24_01_2019, à Martigues

Sébastien nous reçoit au stade du club de Fos-sur-mer, où il a entrepris sa reconversion et découvre une nouvelle vie. Installés dans les vestiaires, nous commençons à parler de son parcours.

Peux-tu nous parler un peu de ton parcours sportif ?

 

Je suis natif de Martigues et, à l’âge de 15 ans, je suis parti au SC Sedan Ardennes pour faire un essai parce que le club de Martigues avait déposé le bilan. Un essai concluant puisque j’ai signé là-bas et je suis resté au centre de formation jusqu’à l’âge de 18 ans. A 20 ans, j’ai signé professionnel à Sedan et j’ai joué 5 ans là bas, dont une saison de prêt à Vannes. Après, je suis parti pour 2 ans à Arles Avignon. De là, j’ai pris la direction du Paris FC pour 2 ans, et en 2017, j’ai arrêté ma carrière.

 

A quel point le football est-il important pour toi, dans ton équilibre de vie ?

 

Le sport, c’est tout pour moi. Ma famille est très sportive donc je suis né là dedans, notamment dans le football. Le sport m’a inculqué beaucoup de valeurs : surtout la rigueur, et beaucoup de respect aussi. Il y a aussi le partage avec les gens, tes coéquipiers, le fait de faire un sport collectif t’ouvre aux autres.

 

Pendant ta carrière, tu t’es préparé à l’après ? C’est quelque chose à laquelle tu pensais ?

 

Pas du tout. Il faut savoir que moi ça m’est tombé dessus comme ça. C’est peut-être une erreur de ma part, parce que, quand on est joueur professionnel, on te dit : « Fais attention, ta carrière va vite passer, penses à ton après carrière ». Bon sur le coup, tu rigoles parce que tu te dis, c’est un vieux qui te raconte ça. Mais c’est vrai que la carrière est vite passée et que quand ça m’est tombé dessus, je ne savais pas quoi faire, ça a été les deux années les plus dures de ma vie. Dans le sens où, d’un coup, tu passes d’un monde où tu vis de ta passion, tout brille, tu vis dans les paillettes ; et puis, d’un coup, tu retombes les pieds sur terre. Tu te poses vraiment les bonnes questions, tu te retrouves devant le fait accompli. Voilà, tu te demandes : « Qu’est-ce que tu vas faire de ta vie ? » comme c’est quelque chose que je n’avais pas préparé. J’ai eu la chance de rencontrer James Strauss pour la suite de ma reconversion.

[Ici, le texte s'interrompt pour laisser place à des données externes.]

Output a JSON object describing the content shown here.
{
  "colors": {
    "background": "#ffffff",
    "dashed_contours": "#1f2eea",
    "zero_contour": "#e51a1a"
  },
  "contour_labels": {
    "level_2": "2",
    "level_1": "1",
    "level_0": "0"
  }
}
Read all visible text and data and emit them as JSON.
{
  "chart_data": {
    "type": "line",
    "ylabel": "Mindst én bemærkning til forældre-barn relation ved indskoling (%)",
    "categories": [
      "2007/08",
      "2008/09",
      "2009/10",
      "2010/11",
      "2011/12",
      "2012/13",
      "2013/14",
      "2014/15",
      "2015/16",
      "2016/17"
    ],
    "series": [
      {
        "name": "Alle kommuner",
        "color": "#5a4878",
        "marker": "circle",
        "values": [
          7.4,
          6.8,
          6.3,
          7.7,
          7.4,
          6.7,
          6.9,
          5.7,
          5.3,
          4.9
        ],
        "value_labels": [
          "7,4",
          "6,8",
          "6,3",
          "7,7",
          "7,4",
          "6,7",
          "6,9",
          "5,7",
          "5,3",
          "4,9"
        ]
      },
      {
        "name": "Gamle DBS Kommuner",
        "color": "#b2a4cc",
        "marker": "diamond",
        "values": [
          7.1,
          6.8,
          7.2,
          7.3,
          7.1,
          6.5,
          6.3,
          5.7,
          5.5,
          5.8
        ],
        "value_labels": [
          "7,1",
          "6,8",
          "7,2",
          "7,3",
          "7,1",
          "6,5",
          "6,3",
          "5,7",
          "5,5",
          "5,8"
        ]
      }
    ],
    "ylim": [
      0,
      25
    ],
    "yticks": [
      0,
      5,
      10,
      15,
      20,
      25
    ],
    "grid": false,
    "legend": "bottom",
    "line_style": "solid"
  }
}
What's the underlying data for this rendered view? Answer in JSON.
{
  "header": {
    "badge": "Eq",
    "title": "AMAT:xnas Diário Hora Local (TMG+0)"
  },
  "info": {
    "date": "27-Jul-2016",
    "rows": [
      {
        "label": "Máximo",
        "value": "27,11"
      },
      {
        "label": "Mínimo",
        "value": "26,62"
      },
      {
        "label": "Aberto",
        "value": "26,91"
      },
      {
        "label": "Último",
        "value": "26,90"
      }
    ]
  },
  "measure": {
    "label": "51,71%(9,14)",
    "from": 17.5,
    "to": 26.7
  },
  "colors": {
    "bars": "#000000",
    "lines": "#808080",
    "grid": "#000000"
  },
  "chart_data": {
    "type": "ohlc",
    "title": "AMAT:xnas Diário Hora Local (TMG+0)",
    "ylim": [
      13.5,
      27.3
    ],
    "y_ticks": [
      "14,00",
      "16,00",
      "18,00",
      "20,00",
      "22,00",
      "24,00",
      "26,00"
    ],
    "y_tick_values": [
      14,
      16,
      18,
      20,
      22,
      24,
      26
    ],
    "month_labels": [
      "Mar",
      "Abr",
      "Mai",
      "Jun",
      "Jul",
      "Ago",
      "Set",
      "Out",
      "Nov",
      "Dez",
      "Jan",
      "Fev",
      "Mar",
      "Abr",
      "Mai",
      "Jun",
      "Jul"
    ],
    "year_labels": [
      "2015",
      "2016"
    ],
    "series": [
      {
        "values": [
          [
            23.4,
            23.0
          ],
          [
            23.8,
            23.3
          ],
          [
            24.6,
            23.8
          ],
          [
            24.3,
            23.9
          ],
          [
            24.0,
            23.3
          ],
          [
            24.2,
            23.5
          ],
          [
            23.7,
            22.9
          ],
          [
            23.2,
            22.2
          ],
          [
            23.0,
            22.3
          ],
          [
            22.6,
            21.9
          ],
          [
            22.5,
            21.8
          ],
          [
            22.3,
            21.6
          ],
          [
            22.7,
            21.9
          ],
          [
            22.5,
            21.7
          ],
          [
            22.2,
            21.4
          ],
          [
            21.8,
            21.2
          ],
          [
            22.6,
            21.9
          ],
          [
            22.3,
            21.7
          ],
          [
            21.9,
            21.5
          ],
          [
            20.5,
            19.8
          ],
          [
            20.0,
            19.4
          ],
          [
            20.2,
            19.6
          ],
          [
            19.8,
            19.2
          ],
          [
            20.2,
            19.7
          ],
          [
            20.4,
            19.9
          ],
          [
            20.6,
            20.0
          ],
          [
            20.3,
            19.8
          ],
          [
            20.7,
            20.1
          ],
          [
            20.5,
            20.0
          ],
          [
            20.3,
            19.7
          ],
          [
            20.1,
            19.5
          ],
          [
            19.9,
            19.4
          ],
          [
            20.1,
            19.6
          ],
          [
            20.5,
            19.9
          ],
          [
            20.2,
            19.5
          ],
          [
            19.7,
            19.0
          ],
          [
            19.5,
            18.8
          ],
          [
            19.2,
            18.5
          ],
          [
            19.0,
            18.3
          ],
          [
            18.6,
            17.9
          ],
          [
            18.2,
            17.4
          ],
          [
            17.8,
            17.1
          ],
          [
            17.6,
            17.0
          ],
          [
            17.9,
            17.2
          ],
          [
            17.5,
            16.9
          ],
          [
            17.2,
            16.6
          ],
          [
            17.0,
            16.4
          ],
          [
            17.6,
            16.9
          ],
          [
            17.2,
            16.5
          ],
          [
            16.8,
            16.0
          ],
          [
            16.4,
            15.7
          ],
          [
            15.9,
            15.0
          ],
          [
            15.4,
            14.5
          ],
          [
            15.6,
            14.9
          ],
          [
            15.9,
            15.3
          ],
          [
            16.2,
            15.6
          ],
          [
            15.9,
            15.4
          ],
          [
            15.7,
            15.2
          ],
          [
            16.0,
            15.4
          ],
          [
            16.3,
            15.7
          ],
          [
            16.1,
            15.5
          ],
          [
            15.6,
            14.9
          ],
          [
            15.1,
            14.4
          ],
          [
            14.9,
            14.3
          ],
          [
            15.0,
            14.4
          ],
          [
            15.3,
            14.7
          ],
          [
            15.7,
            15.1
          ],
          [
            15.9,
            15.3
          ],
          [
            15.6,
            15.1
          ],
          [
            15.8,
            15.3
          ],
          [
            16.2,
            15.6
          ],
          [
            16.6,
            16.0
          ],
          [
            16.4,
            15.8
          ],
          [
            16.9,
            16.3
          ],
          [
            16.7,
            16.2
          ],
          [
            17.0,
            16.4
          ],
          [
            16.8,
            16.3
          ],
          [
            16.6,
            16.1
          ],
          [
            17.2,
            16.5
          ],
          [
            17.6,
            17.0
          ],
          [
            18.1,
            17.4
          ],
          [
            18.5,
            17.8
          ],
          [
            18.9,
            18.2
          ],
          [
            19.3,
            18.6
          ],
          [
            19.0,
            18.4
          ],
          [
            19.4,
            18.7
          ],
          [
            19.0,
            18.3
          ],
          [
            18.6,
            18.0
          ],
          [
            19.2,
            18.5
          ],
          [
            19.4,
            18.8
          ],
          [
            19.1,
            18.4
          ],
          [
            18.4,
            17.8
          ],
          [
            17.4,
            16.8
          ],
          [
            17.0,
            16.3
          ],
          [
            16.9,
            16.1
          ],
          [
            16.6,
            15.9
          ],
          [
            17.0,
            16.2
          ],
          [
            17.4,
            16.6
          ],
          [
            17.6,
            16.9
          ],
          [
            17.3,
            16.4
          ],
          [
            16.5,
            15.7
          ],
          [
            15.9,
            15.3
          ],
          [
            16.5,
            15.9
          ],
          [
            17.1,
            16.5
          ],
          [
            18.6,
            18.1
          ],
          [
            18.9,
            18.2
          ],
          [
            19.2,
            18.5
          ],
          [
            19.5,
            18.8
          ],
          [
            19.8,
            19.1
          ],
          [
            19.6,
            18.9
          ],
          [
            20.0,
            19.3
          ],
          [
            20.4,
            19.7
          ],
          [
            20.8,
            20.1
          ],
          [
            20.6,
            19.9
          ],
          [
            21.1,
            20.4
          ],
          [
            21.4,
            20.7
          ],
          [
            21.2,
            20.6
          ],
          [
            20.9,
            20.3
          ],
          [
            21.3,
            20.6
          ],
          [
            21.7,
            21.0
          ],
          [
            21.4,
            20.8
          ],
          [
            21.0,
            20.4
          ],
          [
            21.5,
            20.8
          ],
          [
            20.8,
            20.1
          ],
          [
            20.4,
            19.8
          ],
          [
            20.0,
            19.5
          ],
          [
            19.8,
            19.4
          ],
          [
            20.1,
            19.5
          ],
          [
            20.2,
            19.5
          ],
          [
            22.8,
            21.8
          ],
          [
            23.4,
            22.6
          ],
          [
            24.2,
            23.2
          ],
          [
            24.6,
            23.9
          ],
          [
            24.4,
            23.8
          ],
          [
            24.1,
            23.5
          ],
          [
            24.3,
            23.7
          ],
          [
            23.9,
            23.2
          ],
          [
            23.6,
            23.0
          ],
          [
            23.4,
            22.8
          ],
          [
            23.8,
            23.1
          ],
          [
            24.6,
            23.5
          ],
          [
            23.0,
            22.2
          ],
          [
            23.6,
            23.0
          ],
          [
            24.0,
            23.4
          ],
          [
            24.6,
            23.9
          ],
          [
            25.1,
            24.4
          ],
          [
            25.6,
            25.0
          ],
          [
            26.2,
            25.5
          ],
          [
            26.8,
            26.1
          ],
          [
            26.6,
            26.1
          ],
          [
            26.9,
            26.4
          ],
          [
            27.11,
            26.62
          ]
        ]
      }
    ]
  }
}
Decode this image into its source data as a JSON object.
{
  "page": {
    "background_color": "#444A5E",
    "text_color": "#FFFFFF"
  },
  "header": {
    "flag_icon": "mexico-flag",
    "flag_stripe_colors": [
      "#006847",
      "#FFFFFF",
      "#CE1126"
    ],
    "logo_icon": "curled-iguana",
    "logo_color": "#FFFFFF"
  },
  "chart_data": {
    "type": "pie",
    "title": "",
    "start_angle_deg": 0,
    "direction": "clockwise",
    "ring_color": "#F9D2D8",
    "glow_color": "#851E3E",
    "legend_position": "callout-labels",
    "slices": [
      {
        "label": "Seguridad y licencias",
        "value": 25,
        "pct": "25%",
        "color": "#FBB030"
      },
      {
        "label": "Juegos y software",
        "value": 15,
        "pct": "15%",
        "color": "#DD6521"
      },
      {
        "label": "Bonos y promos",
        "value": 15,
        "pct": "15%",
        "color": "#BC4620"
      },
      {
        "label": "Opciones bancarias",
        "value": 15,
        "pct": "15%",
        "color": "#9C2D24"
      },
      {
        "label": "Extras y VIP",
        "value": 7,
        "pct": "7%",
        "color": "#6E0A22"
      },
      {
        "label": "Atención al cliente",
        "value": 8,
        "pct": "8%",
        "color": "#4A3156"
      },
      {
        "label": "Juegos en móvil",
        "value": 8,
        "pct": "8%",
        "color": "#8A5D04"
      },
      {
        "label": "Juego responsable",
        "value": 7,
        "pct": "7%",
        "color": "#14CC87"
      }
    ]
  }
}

Pendant ta carrière, avec l’investissement important dans le football, avais-tu tout de même du temps, de l’énergie pour développer des projets à côté ?

 

Non, je n’avais pas de projet, je n’avais pas préparé. Bon, j’ai passé des diplômes, notamment le BPJEPS, le CPA des métiers du foot parce que je voulais rester dans le sport, dans ce domaine là. Mais je te dis, j’y pensais pas forcement, je me disais que j’avais encore le temps pour préparer cet après-carrière : et c’est là où mon erreur, elle est grande. Bon moi, j’ai eu la chance de rebondir et de bien rebondir aujourd’hui, mais je sais que, quand je parle avec des amis qui sont encore en activité aujourd’hui, c’est rigolo mais le premier truc que je leur dis c’est : « Est-ce que tu penses à ton après-carrière ? ». Je sais par où je suis passé, et je sais l’erreur que l’on peut faire. C’est super important de s’y prendre tôt pour réfléchir et préparer ce qu’on va faire, notamment quand on n’a pas gagné des milles et des cents et qu’on va devoir passer par la case « travail ».

 

Finalement, tu es aussi devenu « le vieux » qui te parlait avant... 

 

C’est exactement ça, je les mets en alerte. Je suis passé de l’autre coté, et je me dis c’est à toi de pouvoir apporter, de faire appel à ton peu d’expérience dans cette transition pour mettre en alerte des collègues parce que c’est super important. Derrière ça, il y a une vie de famille, des enfants.

 

 

Et à part « le vieux », qui était là pendant ta carrière pour t’encourager à te préparer ?

 

Dans les clubs professionnels, dans les centres de formation, il y a des gens qui vous disent : « Pensez à votre après carrière ! ». Mais quand tu as 20 ou 21 ans, qu’on te parle de ton après carrière, tu écoutes mais tu passes au-dessus parce que voilà. Mais bon, tu te rends compte après que c’est une erreur. Plusieurs fois j’ai eu la possibilité de parler avec les anciens du vestiaires qui étaient plus réfléchis, qui me disaient : « Penses dès maintenant à ce que tu pourras faire après, ça arrive très vite ». Je répondais « Oui, oui, oui, tu as raison », mais après je me bougeais pas. Après au niveau des études aussi,  j’avais la possibilité de faire des études, mais j’ai arrêté aussi. Quand tu es dans le monde professionnel, même en ayant les pieds sur terre, tu ne penses pas à tout ça. Parce ça ne t’atteint pas, tu as l’impression d’être au-dessus des autres, au-dessus de tout ça.

 

Tu as parlé des « deux années les plus difficiles de ta vie ». Comment as-tu géré l’arrêt de ta carrière sportive à haut niveau? Quels moyens tu as mis en en œuvre pour ta transition ?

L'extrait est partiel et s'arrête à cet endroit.